DLA allegedly contacted the best players from opposing lacrosse teams to offer them positions on “elite” DLA teams without having to pay full price.
“Some of the better players were asked to replace weaker DLA players already on the roster, and these players were asked to board airplanes, stay at hotels, and play in recruiting tournaments under another player’s name,” the complaint states. “This practice violates a myriad of NCAA rules for which DLA and the RICO defendants believe they have no responsibility.”
The Muncks claim players are still being threatened and intimidated, and that students are blocked from receiving All-American honors, among other things.

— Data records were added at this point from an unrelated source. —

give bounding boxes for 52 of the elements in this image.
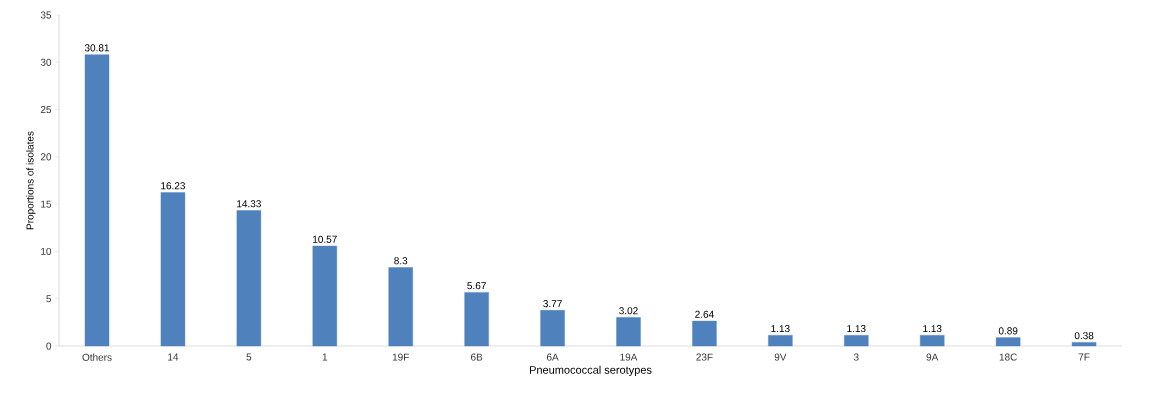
bar: [388, 267, 413, 347]
data-label: 0.38: [1074, 332, 1094, 340]
bar: [1071, 342, 1097, 347]
data-label: 3.02: [619, 307, 638, 315]
x-tick-label: 7F: [1078, 353, 1090, 361]
bar: [768, 335, 793, 347]
bar: [540, 310, 565, 347]
bar: [616, 317, 641, 347]
bar: [920, 335, 945, 347]
x-tick-label: 5: [246, 353, 252, 361]
x-tick-label: Others: [82, 353, 112, 361]
x-tick-label: 1: [322, 353, 328, 361]
bar: [995, 337, 1021, 347]
data-label: 14.33: [237, 200, 261, 208]
y-tick-label: 0: [46, 342, 52, 350]
x-tick-label: 6A: [546, 353, 559, 361]
y-tick-label: 30: [40, 58, 52, 66]
bar: [464, 292, 489, 347]
data-label: 16.23: [161, 182, 186, 190]
bar: [692, 320, 717, 347]
data-label: 1.13: [923, 325, 942, 333]
x-tick-label: 3: [853, 353, 859, 361]
x-tick-label: 6B: [471, 353, 483, 361]
x-tick-label: 9V: [774, 353, 787, 361]
bar: [312, 245, 337, 347]
data-label: 2.64: [695, 310, 714, 318]
bar: [236, 210, 262, 347]
data-label: 8.3: [394, 257, 408, 265]
y-tick-label: 5: [46, 295, 52, 303]
x-tick-label: 18C: [999, 353, 1017, 361]
x-tick-label: 9A: [926, 353, 939, 361]
y-tick-label: 10: [41, 247, 52, 255]
data-label: 3.77: [543, 300, 562, 308]
y-axis-title: Proportions of isolates: [26, 131, 36, 230]
x-tick-label: 14: [168, 353, 179, 361]
x-axis-title: Pneumococcal serotypes: [530, 365, 652, 376]
data-label: 10.57: [313, 235, 337, 243]
data-label: 1.13: [771, 325, 790, 333]
data-label: 0.89: [998, 327, 1018, 335]
data-label: 5.67: [467, 282, 486, 290]
x-tick-label: 23F: [696, 353, 713, 361]
bar: [84, 54, 110, 347]
x-tick-label: 19F: [392, 353, 409, 361]
x-tick-label: 19A: [620, 353, 638, 361]
y-tick-label: 35: [40, 11, 52, 19]
y-tick-label: 15: [41, 200, 52, 208]
data-label: 30.81: [84, 44, 110, 52]
bar: [844, 335, 869, 347]
y-tick-label: 25: [40, 106, 52, 114]
data-label: 1.13: [847, 325, 866, 333]
bar: [160, 192, 186, 347]
y-tick-label: 20: [40, 153, 52, 161]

“One North Texas lacrosse player was told by Marano that he would be pulled from consideration from playing on Team Dallas and would not receive accolades for lacrosse accomplishments unless the student withdrew from participating in StickStar, a DLA competitor’s program, and instead played for DLA,” the complaint states.
“After the player refused to cede to the RICO defendants’ threats, the RICO defendants followed through on their threats, with Van Dorn calling the student’s father to inform him that the student would not play on Team Dallas within minutes of informing Marano of the decision to honor the student’s commitment to StickStar.”
The Dallas Lacrosse Academy could not be reached for comment Wednesday evening.
The Muncks seek actual and punitive damages for racketeering and conspiracy.
They are represented by Jamil Alibhai with Munck Wilson in Dallas.